Thursday, August 31, 2006

Leadership is an important facet of our lives, whether it is in the family structure, the business world, or in our churches. A friend of mine has a teaching that "everything rises and falls on leadership." There are times we would like this not to be true. If we are in leadership, we would prefer to lay blame at the feet of those under us. We might even declare we are a visionary and that it is up to the "workers" to accomplish the goals.

The truth is, that real progress begins with a leader who not only puts forth dreams and visions, but motivates those on his/her team to want to reach the prize. In effect, they lead by example. They do not just talk about where we are going, there is evidence that they are leading in that direction.

When this does not occur it is often reflective of a systemic problem within that leaders life. Too often we pretend that the personal issues or sins we struggle with don't affect others. The attitude that what I am doing won't hurt anybody else is expressed.

The problem is that what we do does affect those around us. When we fail on an individual level it has an impact on those closest to us first, then if it goes uncorrected, it begins to infiltrate the remainder of the ranks. A dynamic leader can be brought down quickly by hidden personal failure.

The selfish attitude that is prevalent in our society of self-gratification is a major factor. We become so 'me focused' and driven to bring about personal pleasure, that other areas begin to suffer. There is a redirection of resources. When they are not allocated properly, the ship begins to tilt, and if unchecked may sink.

A dynamic leader will inspire others and draw them in. When their heart is focused in the right direction, it will be evident to those around them and the team will work in a synergistic fashion to accomplish the vision. All will benefit through the process when the leaders heart is right. It does take a team to accomplish the dream.

A couple of weeks ago, when I was in Indiana, I returned to our former home. I visited the BJ tree. I walked up and sat down beside it. I thought back nearly a year ago when we encircled it and sought our Lord for comfort and peace amid the difficulty. I reflected back on memories of him and how he loved that property. How he loved to take walks with us, how he loved to share with us what God was teaching him or what was going on in his life. It was a precious time.
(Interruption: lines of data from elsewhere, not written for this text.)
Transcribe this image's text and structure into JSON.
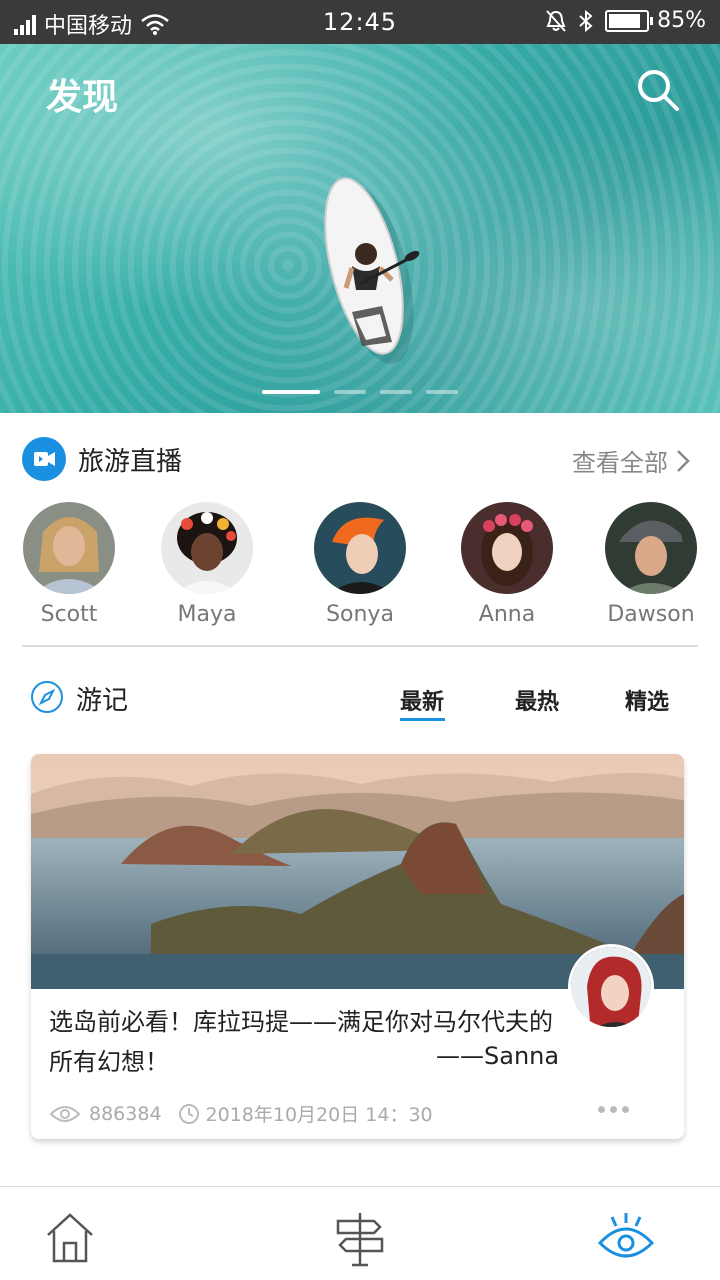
{
  "status": {
    "carrier": "中国移动",
    "time": "12:45",
    "battery_percent": "85%",
    "battery_level": 0.85
  },
  "hero": {
    "title": "发现",
    "slide_count": 4,
    "active_slide": 1
  },
  "live": {
    "title": "旅游直播",
    "view_all": "查看全部",
    "streamers": [
      {
        "name": "Scott"
      },
      {
        "name": "Maya"
      },
      {
        "name": "Sonya"
      },
      {
        "name": "Anna"
      },
      {
        "name": "Dawson"
      }
    ]
  },
  "travelogue": {
    "title": "游记",
    "tabs": [
      {
        "label": "最新",
        "active": true
      },
      {
        "label": "最热",
        "active": false
      },
      {
        "label": "精选",
        "active": false
      }
    ],
    "card": {
      "text": "选岛前必看！库拉玛提——满足你对马尔代夫的所有幻想！",
      "author": "——Sanna",
      "views": "886384",
      "date": "2018年10月20日 14：30"
    }
  },
  "nav": {
    "items": [
      {
        "icon": "home-icon",
        "active": false
      },
      {
        "icon": "signpost-icon",
        "active": false
      },
      {
        "icon": "eye-icon",
        "active": true
      }
    ]
  },
  "colors": {
    "accent": "#1b8fe0",
    "status_bar": "#3a3a3a"
  }
}
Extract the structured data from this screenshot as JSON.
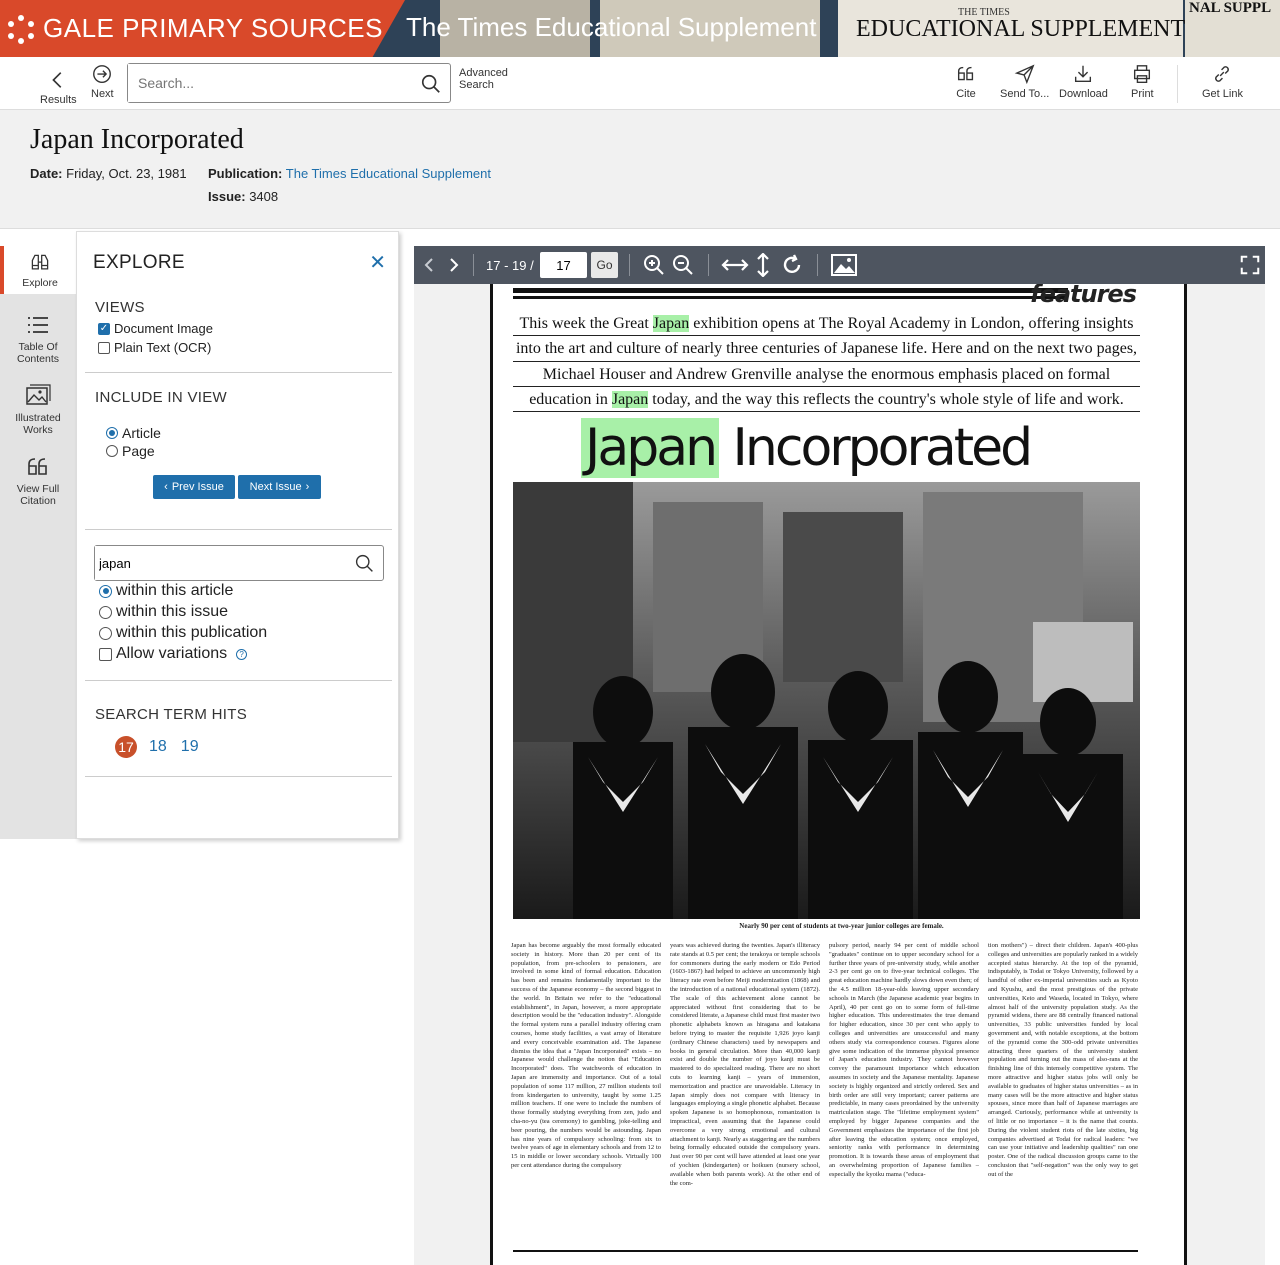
{
  "banner": {
    "brand": "GALE PRIMARY SOURCES",
    "publication_title": "The Times Educational Supplement",
    "masthead_text": "EDUCATIONAL SUPPLEMENT",
    "masthead_small": "THE TIMES",
    "masthead_right": "NAL  SUPPL",
    "colors": {
      "brand": "#d9492a",
      "banner_bg": "#2e4257"
    }
  },
  "toolbar": {
    "results": "Results",
    "next": "Next",
    "search_placeholder": "Search...",
    "advanced_search": "Advanced Search",
    "cite": "Cite",
    "send_to": "Send To...",
    "download": "Download",
    "print": "Print",
    "get_link": "Get Link"
  },
  "document": {
    "title": "Japan Incorporated",
    "date_label": "Date:",
    "date_value": "Friday,  Oct. 23, 1981",
    "publication_label": "Publication:",
    "publication_value": "The Times Educational Supplement",
    "issue_label": "Issue:",
    "issue_value": "3408"
  },
  "rail": {
    "explore": "Explore",
    "toc": "Table Of Contents",
    "illustrated": "Illustrated Works",
    "citation": "View Full Citation"
  },
  "explore": {
    "header": "EXPLORE",
    "views_title": "VIEWS",
    "document_image": "Document Image",
    "plain_text": "Plain Text (OCR)",
    "include_title": "INCLUDE IN VIEW",
    "article": "Article",
    "page": "Page",
    "prev_issue": "Prev Issue",
    "next_issue": "Next Issue",
    "search_term": "japan",
    "within_article": "within this article",
    "within_issue": "within this issue",
    "within_publication": "within this publication",
    "allow_variations": "Allow variations",
    "hits_title": "SEARCH TERM HITS",
    "hits": [
      "17",
      "18",
      "19"
    ],
    "current_hit": "17"
  },
  "viewer": {
    "page_range": "17 - 19 /",
    "page_value": "17",
    "go": "Go"
  },
  "article": {
    "section_tag": "features",
    "intro": [
      [
        "This week the Great ",
        "Japan",
        " exhibition opens at The Royal Academy in London, offering insights"
      ],
      [
        "into the art and culture of nearly three centuries of Japanese life. Here and on the next two pages,",
        "",
        ""
      ],
      [
        "Michael Houser and Andrew Grenville analyse the enormous emphasis placed on formal",
        "",
        ""
      ],
      [
        "education in ",
        "Japan",
        " today, and the way this reflects the country's whole style of life and work."
      ]
    ],
    "headline_hl": "Japan",
    "headline_rest": " Incorporated",
    "caption": "Nearly 90 per cent of students at two-year junior colleges are female.",
    "columns": [
      "Japan has become arguably the most formally educated society in history. More than 20 per cent of its population, from pre-schoolers to pensioners, are involved in some kind of formal education. Education has been and remains fundamentally important to the success of the Japanese economy – the second biggest in the world. In Britain we refer to the \"educational establishment\", in Japan, however, a more appropriate description would be the \"education industry\". Alongside the formal system runs a parallel industry offering cram courses, home study facilities, a vast array of literature and every conceivable examination aid. The Japanese dismiss the idea that a \"Japan Incorporated\" exists – no Japanese would challenge the notion that \"Education Incorporated\" does. The watchwords of education in Japan are immensity and importance. Out of a total population of some 117 million, 27 million students toil from kindergarten to university, taught by some 1.25 million teachers. If one were to include the numbers of those formally studying everything from zen, judo and cha-no-yu (tea ceremony) to gambling, joke-telling and beer pouring, the numbers would be astounding. Japan has nine years of compulsory schooling: from six to twelve years of age in elementary schools and from 12 to 15 in middle or lower secondary schools. Virtually 100 per cent attendance during the compulsory",
      "years was achieved during the twenties. Japan's illiteracy rate stands at 0.5 per cent; the terakoya or temple schools for commoners during the early modern or Edo Period (1603-1867) had helped to achieve an uncommonly high literacy rate even before Meiji modernization (1868) and the introduction of a national educational system (1872). The scale of this achievement alone cannot be appreciated without first considering that to be considered literate, a Japanese child must first master two phonetic alphabets known as hiragana and katakana before trying to master the requisite 1,926 joyo kanji (ordinary Chinese characters) used by newspapers and books in general circulation. More than 40,000 kanji exist and double the number of joyo kanji must be mastered to do specialized reading. There are no short cuts to learning kanji – years of immersion, memorization and practice are unavoidable. Literacy in Japan simply does not compare with literacy in languages employing a single phonetic alphabet. Because spoken Japanese is so homophonous, romanization is impractical, even assuming that the Japanese could overcome a very strong emotional and cultural attachment to kanji. Nearly as staggering are the numbers being formally educated outside the compulsory years. Just over 90 per cent will have attended at least one year of yochien (kindergarten) or hoikuen (nursery school, available when both parents work). At the other end of the com-",
      "pulsory period, nearly 94 per cent of middle school \"graduates\" continue on to upper secondary school for a further three years of pre-university study, while another 2-3 per cent go on to five-year technical colleges. The great education machine hardly slows down even then; of the 4.5 million 18-year-olds leaving upper secondary schools in March (the Japanese academic year begins in April), 40 per cent go on to some form of full-time higher education. This underestimates the true demand for higher education, since 30 per cent who apply to colleges and universities are unsuccessful and many others study via correspondence courses. Figures alone give some indication of the immense physical presence of Japan's education industry. They cannot however convey the paramount importance which education assumes in society and the Japanese mentality. Japanese society is highly organized and strictly ordered. Sex and birth order are still very important; career patterns are predictable, in many cases preordained by the university matriculation stage. The \"lifetime employment system\" employed by bigger Japanese companies and the Government emphasizes the importance of the first job after leaving the education system; once employed, seniority ranks with performance in determining promotion. It is towards these areas of employment that an overwhelming proportion of Japanese families – especially the kyoiku mama (\"educa-",
      "tion mothers\") – direct their children. Japan's 400-plus colleges and universities are popularly ranked in a widely accepted status hierarchy. At the top of the pyramid, indisputably, is Todai or Tokyo University, followed by a handful of other ex-imperial universities such as Kyoto and Kyushu, and the most prestigious of the private universities, Keio and Waseda, located in Tokyo, where almost half of the university population study. As the pyramid widens, there are 88 centrally financed national universities, 33 public universities funded by local government and, with notable exceptions, at the bottom of the pyramid come the 300-odd private universities attracting three quarters of the university student population and turning out the mass of also-rans at the finishing line of this intensely competitive system. The more attractive and higher status jobs will only be available to graduates of higher status universities – as in many cases will be the more attractive and higher status spouses, since more than half of Japanese marriages are arranged. Curiously, performance while at university is of little or no importance – it is the name that counts. During the violent student riots of the late sixties, big companies advertised at Todai for radical leaders: \"we can use your initiative and leadership qualities\" ran one poster. One of the radical discussion groups came to the conclusion that \"self-negation\" was the only way to get out of the"
    ]
  }
}
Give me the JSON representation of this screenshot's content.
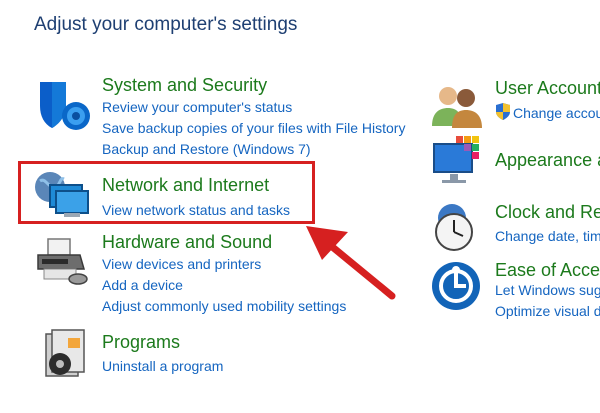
{
  "header": {
    "title": "Adjust your computer's settings"
  },
  "left_categories": [
    {
      "title": "System and Security",
      "icon": "shield-icon",
      "links": [
        "Review your computer's status",
        "Save backup copies of your files with File History",
        "Backup and Restore (Windows 7)"
      ]
    },
    {
      "title": "Network and Internet",
      "icon": "network-icon",
      "links": [
        "View network status and tasks"
      ]
    },
    {
      "title": "Hardware and Sound",
      "icon": "printer-icon",
      "links": [
        "View devices and printers",
        "Add a device",
        "Adjust commonly used mobility settings"
      ]
    },
    {
      "title": "Programs",
      "icon": "programs-icon",
      "links": [
        "Uninstall a program"
      ]
    }
  ],
  "right_categories": [
    {
      "title": "User Account",
      "icon": "users-icon",
      "links": [
        "Change accoun"
      ]
    },
    {
      "title": "Appearance a",
      "icon": "appearance-icon",
      "links": []
    },
    {
      "title": "Clock and Reg",
      "icon": "clock-icon",
      "links": [
        "Change date, time"
      ]
    },
    {
      "title": "Ease of Acces",
      "icon": "ease-of-access-icon",
      "links": [
        "Let Windows sugg",
        "Optimize visual di"
      ]
    }
  ],
  "annotations": {
    "highlight_color": "#d62020"
  },
  "colors": {
    "title_green": "#1c7a1c",
    "link_blue": "#1565c0",
    "header_blue": "#1e3f72"
  }
}
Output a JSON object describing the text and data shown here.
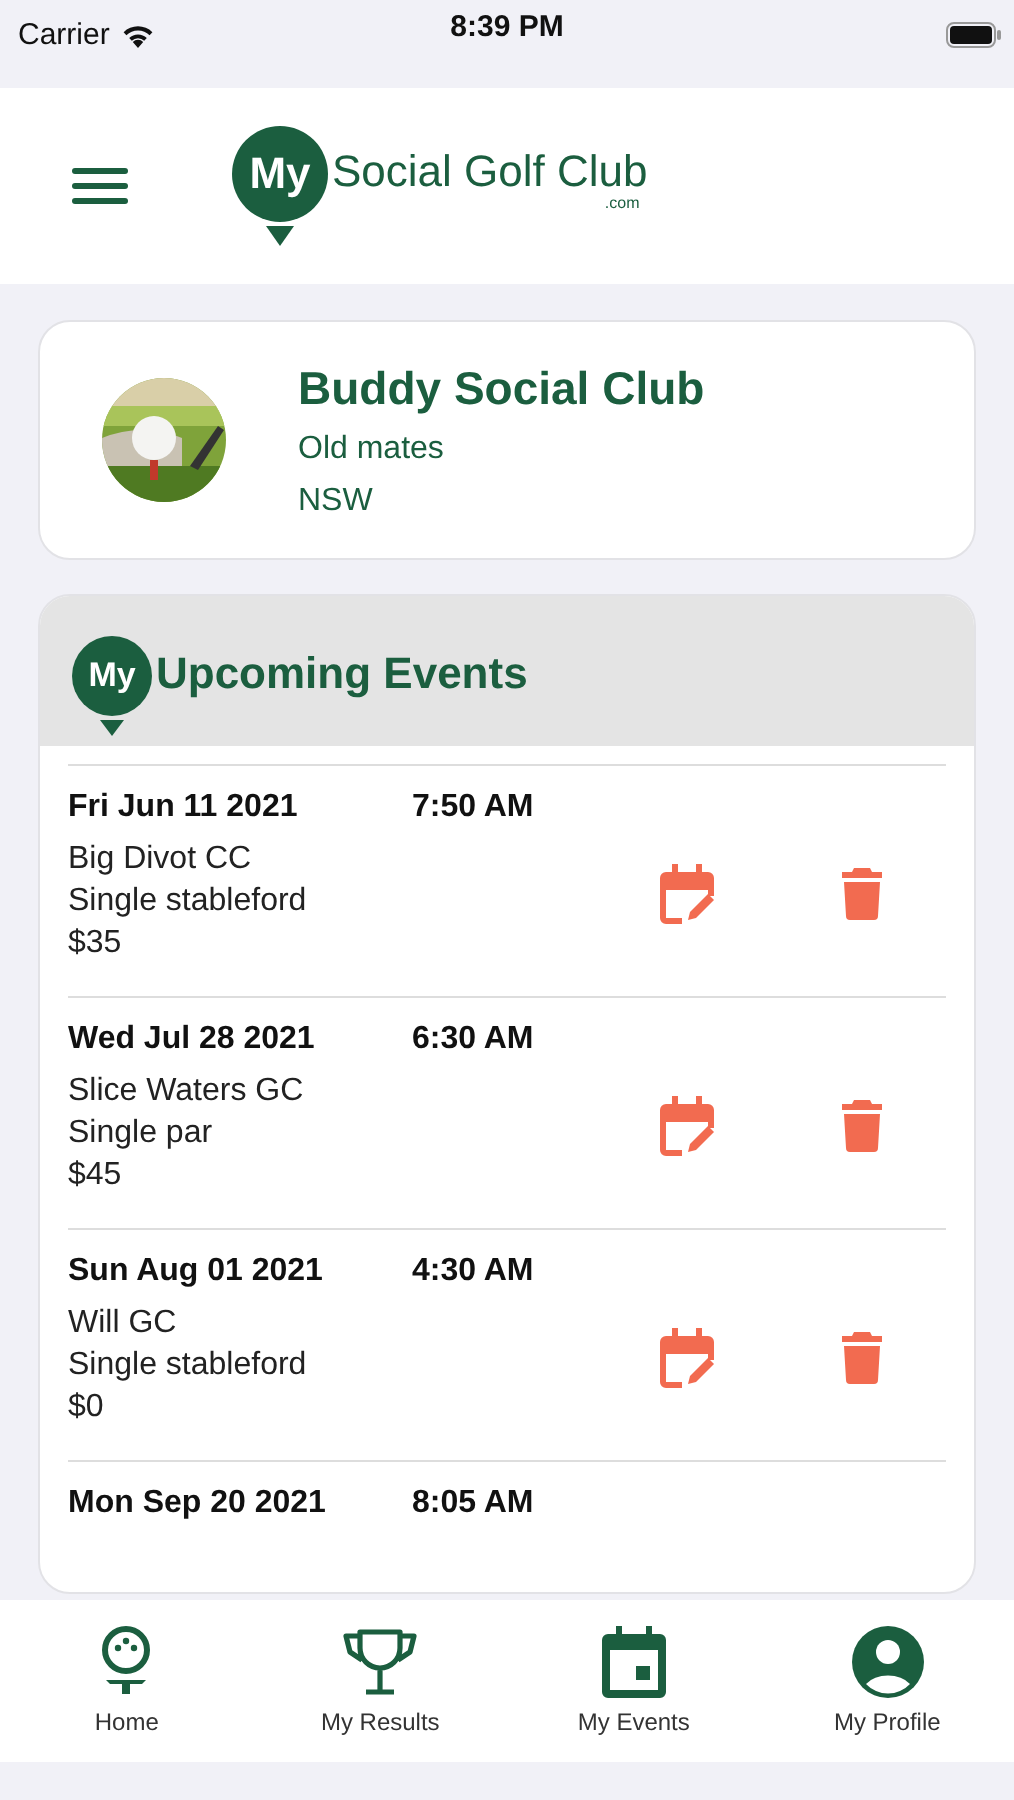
{
  "status_bar": {
    "carrier": "Carrier",
    "time": "8:39 PM"
  },
  "header": {
    "logo_mark": "My",
    "logo_text": "Social Golf Club",
    "logo_suffix": ".com"
  },
  "club": {
    "name": "Buddy Social Club",
    "description": "Old mates",
    "state": "NSW"
  },
  "events_section": {
    "badge": "My",
    "title": "Upcoming Events"
  },
  "events": [
    {
      "date": "Fri Jun 11 2021",
      "time": "7:50 AM",
      "course": "Big Divot CC",
      "format": "Single stableford",
      "fee": "$35"
    },
    {
      "date": "Wed Jul 28 2021",
      "time": "6:30 AM",
      "course": "Slice Waters GC",
      "format": "Single par",
      "fee": "$45"
    },
    {
      "date": "Sun Aug 01 2021",
      "time": "4:30 AM",
      "course": "Will GC",
      "format": "Single stableford",
      "fee": "$0"
    },
    {
      "date": "Mon Sep 20 2021",
      "time": "8:05 AM"
    }
  ],
  "tab_bar": [
    {
      "label": "Home",
      "kind": "home"
    },
    {
      "label": "My Results",
      "kind": "results"
    },
    {
      "label": "My Events",
      "kind": "events"
    },
    {
      "label": "My Profile",
      "kind": "profile"
    }
  ]
}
As I went over these images in my mind, I noticed that the tree did not look the same. In fact, the top of the spruce (called the "central leader") was virtually needleless. I confess my heart sank.

Sometimes when a central leader begins to die it reveals a significant problem. One that cannot be diagnosed by just looking at the outside of the tree. While it is indicative of an internal problem, you must collect information about the whole situation. You must look at other factors affecting the health of the tree. The loss of the central leader is not always a death knell for the tree. If the problem that exists is localized, you can simply wire up an adjacent top branch, aim it to the sky, and it will take over the role. In time the tree will recover.

If the issue is one that is pervasive throughout the inner workings and it goes untreated by one who can diagnose the problem, death will follow.

As much as I would like the tree to survive. My resources in those moments were limited. I rewired a new central leader, and hoped (okay, I prayed) for its survival.

The tree may live, or it may not.

What is truly important is dealing with the internal systemic issues. Is it time to take personal inventory of where things are headed in your life?

Don't just treat the symptoms, get to the root of the problem.

dad

5 Comments:

At 8:03 PM, Anonymous Clinton said...

wow

 
At 9:42 PM, Anonymous Phil Christensen said...

thank you all for continuing to bless me. I have been able to share God's amazing story unfolding in your lives with many people the past few weeks. Pray for them! And continue to know that I'm praying for You.

Your servant,
Phil

 
At 10:16 PM, Blogger Praying in Pink said...

First thought: I agree (with my son's summertime POP?) . . . Wow.

Second thought: these leadership principles apply to our families, too. So often we can easily see the problems and mistakes in our children's lives. They may even seem strangely familiar because they begin and end (rise and fall!) with US. We need to carefully examine our lives and ask God to prune away those things that will keep us--or those under our care--from optimum growth.

I'll pray for the BJ tree, Brent, but not as much as I pray for the ones who planted it. Thanks for sharing its lesson.

still praying from soaked but safe Charleston as Ernesto moves northward (remembering Cousin Beth and family, Lynae, and others, too)

Marti

 
At 10:12 AM, Anonymous Anonymous said...

Brent and Deanna,

I am so disappointed that I will not be able to see you in Snellville! (This is Miki, a friend of Lynae's in Atlanta). This blog has ministered to me so much throughout this last year, and I appreciate all of you so much. You continue to be in my prayers.